Creare un Museo più inclusivo richiede un approccio basato sul “Design for all”, che elimini le barriere fisiche, sensoriali e cognitive valorizzando le esigenze individuali dei visitatori disabili.
Il Museo è un potente attrattore culturale che agisce come catalizzatore di sviluppo locale, identità e turismo. Non è solo un luogo di conservazione, ma una risorsa strategica che genera valore sociale, economico e culturale, promuovendo la storia e l’innovazione.
Un attrattore culturale accessibile a tutti, secondo la Progettazione DFA, mira alla fruizione di qualsivoglia prodotto, ambiente, servizio o sistema, reso disponibile al maggior numero di utenti, offrendo al contempo soluzioni migliori per tutti i fruitori.
Misure fondamentali per l’assistenza ai visitatori con disabilità
Il Progetto promuove l’accessibilità museale attraverso le buone pratiche: accogliere il visitatore offrendogli un’esperienza coinvolgente e percorsi inclusivi, mettendo a disposizione guide itineranti scritte in linguaggio comprensibile.
Le azioni chiave includono la formazione del personale, la presenza di assistenti museali, didascalie in Braille e percorsi tattili per non vedenti; cartelli informativi, supporti audiovisivi con sottotitoli per non udenti e orari concordati per visitatori con spettro autistico.
Per le persone con disabilità, però, visitare un museo o vivere un’esperienza culturale può comportare diverse difficoltà e spesso assomiglia a un percorso tortuoso irto di ostacoli.
Ecco le strategie principali per rendere un Museo più inclusivo
Accessibilità Fisica e Sensoriale
- Percorsi senza barriere: rampe, ascensori, percorsi tattilo-plantari e servizi dedicati.
- Ausili sensoriali: mappe tattili, audioguide, video in Lingua dei Segni (LIS), cuffie antirumore.
- Allestimenti inclusivi: espositori ad altezze accessibili, pannelli leggibili, illuminazione adeguata.

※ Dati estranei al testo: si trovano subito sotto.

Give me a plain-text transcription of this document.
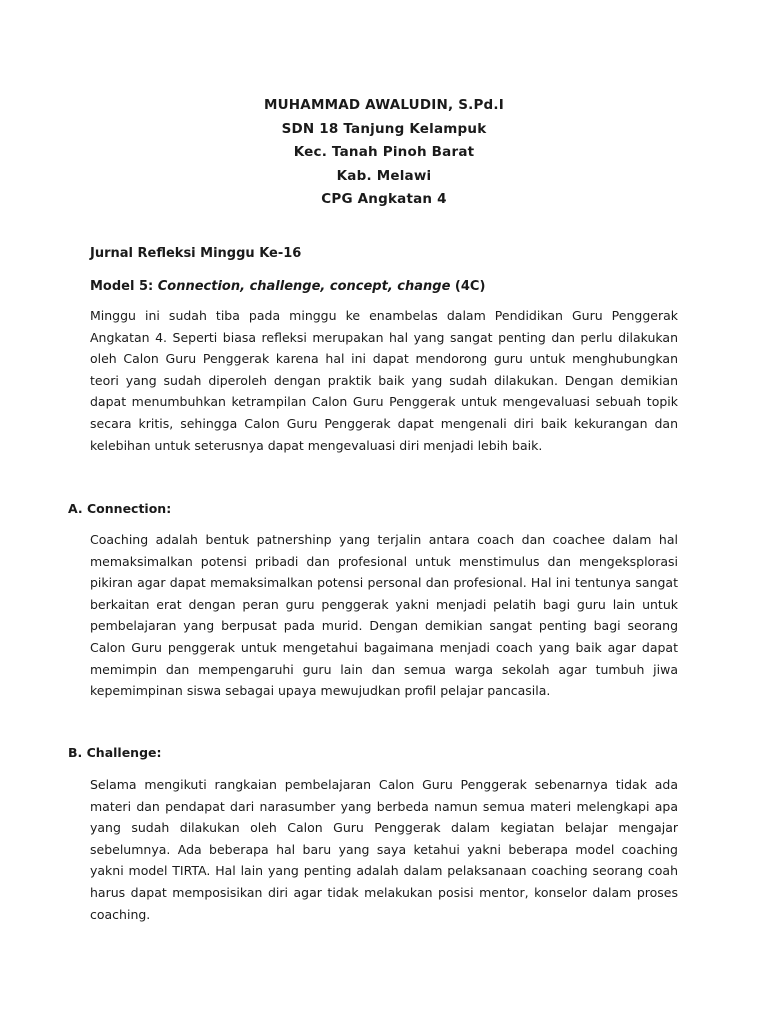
MUHAMMAD AWALUDIN, S.Pd.I
SDN 18 Tanjung Kelampuk
Kec. Tanah Pinoh Barat
Kab. Melawi
CPG Angkatan 4
Jurnal Refleksi Minggu Ke-16
Model 5: Connection, challenge, concept, change (4C)

Minggu ini sudah tiba pada minggu ke enambelas dalam Pendidikan Guru Penggerak Angkatan 4. Seperti biasa refleksi merupakan hal yang sangat penting dan perlu dilakukan oleh Calon Guru Penggerak karena hal ini dapat mendorong guru untuk menghubungkan teori yang sudah diperoleh dengan praktik baik yang sudah dilakukan. Dengan demikian dapat menumbuhkan ketrampilan Calon Guru Penggerak untuk mengevaluasi sebuah topik secara kritis, sehingga Calon Guru Penggerak dapat mengenali diri baik kekurangan dan kelebihan untuk seterusnya dapat mengevaluasi diri menjadi lebih baik.

A. Connection:

Coaching adalah bentuk patnershinp yang terjalin antara coach dan coachee dalam hal memaksimalkan potensi pribadi dan profesional untuk menstimulus dan mengeksplorasi pikiran agar dapat memaksimalkan potensi personal dan profesional. Hal ini tentunya sangat berkaitan erat dengan peran guru penggerak yakni menjadi pelatih bagi guru lain untuk pembelajaran yang berpusat pada murid. Dengan demikian sangat penting bagi seorang Calon Guru penggerak untuk mengetahui bagaimana menjadi coach yang baik agar dapat memimpin dan mempengaruhi guru lain dan semua warga sekolah agar tumbuh jiwa kepemimpinan siswa sebagai upaya mewujudkan profil pelajar pancasila.

B. Challenge:

Selama mengikuti rangkaian pembelajaran Calon Guru Penggerak sebenarnya tidak ada materi dan pendapat dari narasumber yang berbeda namun semua materi melengkapi apa yang sudah dilakukan oleh Calon Guru Penggerak dalam kegiatan belajar mengajar sebelumnya. Ada beberapa hal baru yang saya ketahui yakni beberapa model coaching yakni model TIRTA. Hal lain yang penting adalah dalam pelaksanaan coaching seorang coah harus dapat memposisikan diri agar tidak melakukan posisi mentor, konselor dalam proses coaching.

Comunicazione e Linguaggio
- Linguaggio facile da leggere (Easy to read): cartelli e didascalie in linguaggio semplice e chiaro.
- Multilinguismo e Braille: materiali informativi in diverse lingue e descrizioni tattili in scrittura Braille.

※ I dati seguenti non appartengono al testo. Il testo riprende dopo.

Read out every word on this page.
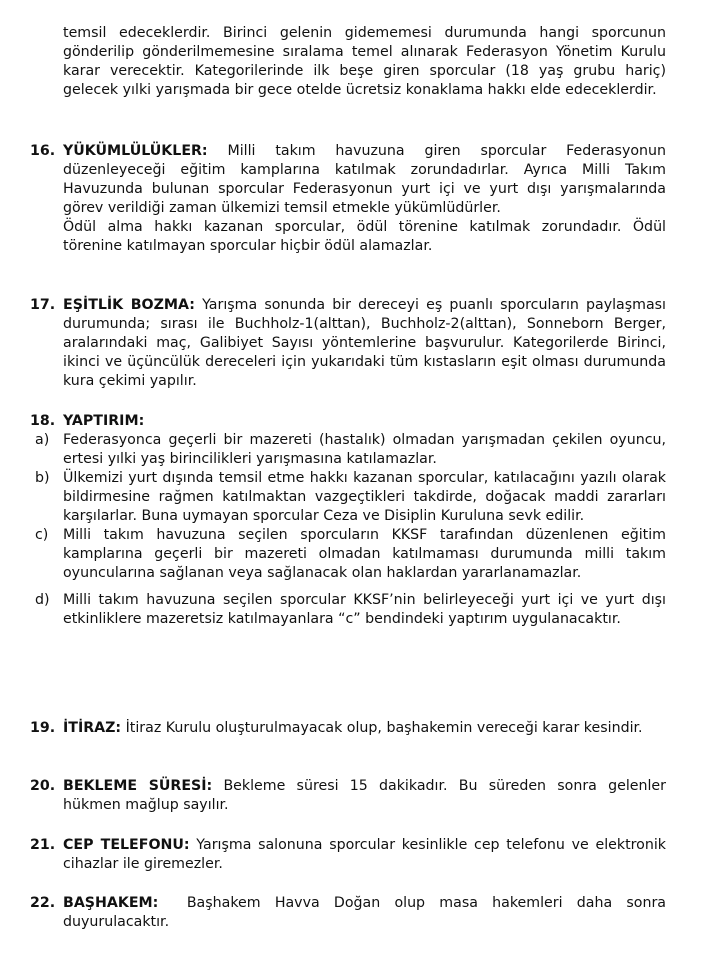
temsil edeceklerdir. Birinci gelenin gidememesi durumunda hangi sporcunun gönderilip gönderilmemesine sıralama temel alınarak Federasyon Yönetim Kurulu karar verecektir. Kategorilerinde ilk beşe giren sporcular (18 yaş grubu hariç) gelecek yılki yarışmada bir gece otelde ücretsiz konaklama hakkı elde edeceklerdir.

16. YÜKÜMLÜLÜKLER: Milli takım havuzuna giren sporcular Federasyonun düzenleyeceği eğitim kamplarına katılmak zorundadırlar. Ayrıca Milli Takım Havuzunda bulunan sporcular Federasyonun yurt içi ve yurt dışı yarışmalarında görev verildiği zaman ülkemizi temsil etmekle yükümlüdürler.

Ödül alma hakkı kazanan sporcular, ödül törenine katılmak zorundadır. Ödül törenine katılmayan sporcular hiçbir ödül alamazlar.

17. EŞİTLİK BOZMA: Yarışma sonunda bir dereceyi eş puanlı sporcuların paylaşması durumunda; sırası ile Buchholz-1(alttan), Buchholz-2(alttan), Sonneborn Berger, aralarındaki maç, Galibiyet Sayısı yöntemlerine başvurulur. Kategorilerde Birinci, ikinci ve üçüncülük dereceleri için yukarıdaki tüm kıstasların eşit olması durumunda kura çekimi yapılır.
18. YAPTIRIM:
a) Federasyonca geçerli bir mazereti (hastalık) olmadan yarışmadan çekilen oyuncu, ertesi yılki yaş birincilikleri yarışmasına katılamazlar.
b) Ülkemizi yurt dışında temsil etme hakkı kazanan sporcular, katılacağını yazılı olarak bildirmesine rağmen katılmaktan vazgeçtikleri takdirde, doğacak maddi zararları karşılarlar. Buna uymayan sporcular Ceza ve Disiplin Kuruluna sevk edilir.
c) Milli takım havuzuna seçilen sporcuların KKSF tarafından düzenlenen eğitim kamplarına geçerli bir mazereti olmadan katılmaması durumunda milli takım oyuncularına sağlanan veya sağlanacak olan haklardan yararlanamazlar.
d) Milli takım havuzuna seçilen sporcular KKSF’nin belirleyeceği yurt içi ve yurt dışı etkinliklere mazeretsiz katılmayanlara “c” bendindeki yaptırım uygulanacaktır.
19. İTİRAZ: İtiraz Kurulu oluşturulmayacak olup, başhakemin vereceği karar kesindir.
20. BEKLEME SÜRESİ: Bekleme süresi 15 dakikadır. Bu süreden sonra gelenler hükmen mağlup sayılır.
21. CEP TELEFONU: Yarışma salonuna sporcular kesinlikle cep telefonu ve elektronik cihazlar ile giremezler.
22. BAŞHAKEM:  Başhakem Havva Doğan olup masa hakemleri daha sonra duyurulacaktır.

- Informazioni pre-visita: anticipazioni dettagliate attraverso info-point, totem digitali, back-office da remoto.
Accoglienza e Formazione
- Personale Formato: Formazione continua del Personale (Long Life Learning) in accoglienza museale.
- Orari dedicati: visite guidate in orari di maggiore “calma” o “silenzio” opportunamente concordati.
Tecnologia e Interattività
- Esperienze interattive: realtà virtuale, videoproiezioni, storytelling e rappresentazioni surreali.
- App Museali: mappe interattive, applicazioni multimediali, servizi associati a codici QR a risposta rapida.
Sostenibilità Economica
- Costi sostenibili: biglietti a costi ridotti, offerte e sconti promozionali per varie fasce di reddito.
- Ticketing agevolato: agevolazioni per studenti, docenti accreditati, minori accompagnati, persone disabili.
L’accessibilità museale come progetto di inclusione sociale
Implementare itinerari accessibili significa includere percorsi sensoriali e cognitivi per tutti i visitatori, valorizzare il patrimonio culturale rendendolo fruibile a un pubblico sempre più ampio. La formazione del personale è un pilastro fondamentale per garantire una reale accessibilità e un’accoglienza inclusiva.
Un Museo accogliente investe nell’accessibilità museale creando spazi di inclusione e innovazione, metodi e sistemi progettati in collaborazione con le associazioni di categoria. Un’efficace accessibilità museale garantisce il diritto alla cultura, consente l’accesso a chiunque, indipendentemente da età, abilità o condizione.
Il Design for all promuove attivamente questo approccio come strategia progettuale a supporto del patrimonio culturale. Aumenta il prestigio e la visibilità del Museo, fidelizza i visitatori e si allinea agli standard europei di inclusione (Direttiva UE 2019/882; Berlin Act 2005).
L’obiettivo finale è trasformare il Museo in uno spazio empatico, coinvolgente e inclusivo, capace di adattarsi alle diverse esigenze dei visitatori, rendendo l’esperienza culturale un diritto di tutti.